Subscribe to DSC Newsletter

I was trying to find some good domain name for our upcoming business science website, when something suddenly became clear to me. Many of us have been confused for a long time about what data science means, how it is different from statistics, machine learning, data mining, or operations research, and the rise of the data scientist light - a new species of coders who call themselves data scientist after a few hours of Python/R training, working on a small project at best, and spending $200 for their training. The data scientist light is not a real one, even though I believe that you can learn data science from scratch on the job, just as I did. 

This introduction brings me to the ABCD's, and the arguments are further developed in my conclusion below. These four domains are certainly overlapping. But I believe that identifying them brings more clarity about roles differentiation and collaboration.
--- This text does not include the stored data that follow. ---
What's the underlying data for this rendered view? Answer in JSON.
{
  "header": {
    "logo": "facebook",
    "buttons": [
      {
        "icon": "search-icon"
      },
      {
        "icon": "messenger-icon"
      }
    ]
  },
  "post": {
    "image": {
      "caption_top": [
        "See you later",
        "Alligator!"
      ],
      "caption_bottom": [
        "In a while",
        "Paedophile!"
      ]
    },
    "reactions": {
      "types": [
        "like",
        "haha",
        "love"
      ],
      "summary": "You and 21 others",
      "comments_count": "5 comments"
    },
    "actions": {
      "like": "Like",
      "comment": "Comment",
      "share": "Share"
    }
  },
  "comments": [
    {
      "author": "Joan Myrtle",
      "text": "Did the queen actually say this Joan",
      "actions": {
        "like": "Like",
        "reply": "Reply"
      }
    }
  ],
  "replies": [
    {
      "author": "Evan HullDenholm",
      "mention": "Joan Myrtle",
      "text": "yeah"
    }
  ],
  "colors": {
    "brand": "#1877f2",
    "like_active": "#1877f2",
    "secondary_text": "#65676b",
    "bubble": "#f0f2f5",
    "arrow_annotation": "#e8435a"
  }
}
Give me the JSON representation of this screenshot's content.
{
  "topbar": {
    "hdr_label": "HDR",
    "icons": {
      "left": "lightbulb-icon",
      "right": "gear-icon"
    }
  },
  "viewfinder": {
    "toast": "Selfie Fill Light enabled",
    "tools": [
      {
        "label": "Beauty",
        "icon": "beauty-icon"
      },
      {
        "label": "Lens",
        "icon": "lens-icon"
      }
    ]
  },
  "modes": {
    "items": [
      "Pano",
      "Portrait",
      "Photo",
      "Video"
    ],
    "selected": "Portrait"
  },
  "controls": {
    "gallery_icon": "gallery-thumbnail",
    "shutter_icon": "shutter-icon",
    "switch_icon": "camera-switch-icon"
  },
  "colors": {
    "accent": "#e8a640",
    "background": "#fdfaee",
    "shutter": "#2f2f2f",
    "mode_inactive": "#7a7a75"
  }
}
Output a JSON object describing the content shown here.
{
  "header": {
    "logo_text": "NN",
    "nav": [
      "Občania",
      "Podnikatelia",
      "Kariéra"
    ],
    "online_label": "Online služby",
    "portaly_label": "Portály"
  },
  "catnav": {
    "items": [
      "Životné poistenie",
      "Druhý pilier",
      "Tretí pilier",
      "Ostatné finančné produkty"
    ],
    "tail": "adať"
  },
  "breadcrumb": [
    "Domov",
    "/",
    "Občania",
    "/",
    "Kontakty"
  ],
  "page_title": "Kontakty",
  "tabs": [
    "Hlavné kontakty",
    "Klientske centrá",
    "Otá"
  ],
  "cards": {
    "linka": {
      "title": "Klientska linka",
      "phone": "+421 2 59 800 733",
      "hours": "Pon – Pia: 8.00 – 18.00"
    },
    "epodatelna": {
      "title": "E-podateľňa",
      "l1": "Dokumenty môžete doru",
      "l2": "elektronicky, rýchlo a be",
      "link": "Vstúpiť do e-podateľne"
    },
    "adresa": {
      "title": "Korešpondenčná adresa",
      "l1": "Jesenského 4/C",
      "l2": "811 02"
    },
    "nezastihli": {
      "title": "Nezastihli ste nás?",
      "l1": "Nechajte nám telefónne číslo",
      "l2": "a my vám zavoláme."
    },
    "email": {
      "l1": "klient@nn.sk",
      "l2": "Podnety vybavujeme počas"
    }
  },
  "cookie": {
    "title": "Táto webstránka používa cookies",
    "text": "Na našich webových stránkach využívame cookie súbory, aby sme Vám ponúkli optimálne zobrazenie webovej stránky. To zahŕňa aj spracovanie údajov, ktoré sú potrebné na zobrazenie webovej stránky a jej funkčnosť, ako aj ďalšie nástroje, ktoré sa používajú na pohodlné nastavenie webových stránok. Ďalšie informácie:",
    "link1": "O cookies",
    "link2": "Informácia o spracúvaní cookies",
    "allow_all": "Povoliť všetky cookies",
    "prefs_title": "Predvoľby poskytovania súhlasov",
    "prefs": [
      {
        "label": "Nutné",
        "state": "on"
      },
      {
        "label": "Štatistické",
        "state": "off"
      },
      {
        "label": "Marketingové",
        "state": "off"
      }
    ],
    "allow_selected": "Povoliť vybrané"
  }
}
  • Analytics Science. Deals with modern statistical modeling, predictive modeling, model-free (data-driven) statistics, root cause analysis, defining and selecting metrics, and traditional techniques such as clustering, SVM, linear regression, K-NN (whether you call it machine learning, AI, statistics or data science). Analytics scientists are true geeks with generic knowledge applicable to many domains. They may work on small or big data. Analytics science, unlike data science, is well documented in college textbooks.
  • Business Science. Deals with principles, both theoretical and applied, where domain expertise and deep cross-departments business understanding is critical. The purpose is to leverage analytics to deliver added value or increased profits. Business scientists might spend little time coding, unlike the three other categories. Examples of business science applications can be found in this article, and also in this article. It may overlap with BI, six sigmas and operations research. So it can definitely involve a great deal of statistical modeling, modern or not.
  • Computer Science: Deals with architecture (including real-time, distributed and cross-platforms such as IoT), algorithm design and refinement, platform design, Internet and communications protocols, data standards, systems engineering, software engineering and prototyping.
  • Data Science: Deals with data identification, collection, cleaning, summarizing, and insights extraction - even dashboards and visualizations that help with the executive decision process. Also includes advanced algorithms for big data, sensor data (IoT), black-box analytics, batch-mode analytics, automation of analytics processes. API's, analytics-driven systems based on machine-to-machine communications (for instance, automated bidding, fraud monitoring.) Typically, simple black-box, machine-controlled techniques are more difficult to design than complex man-controlled analyses, because they must be made very robust, as opposed to very accurate. Many data scientists also know quite a bit of analytics science, especially modern principles (typically not published in college textbooks) to deal with big, unstructured, fast flowing data. While in some ways computer scientists make data alive, data scientists take it from there and make it intelligent. 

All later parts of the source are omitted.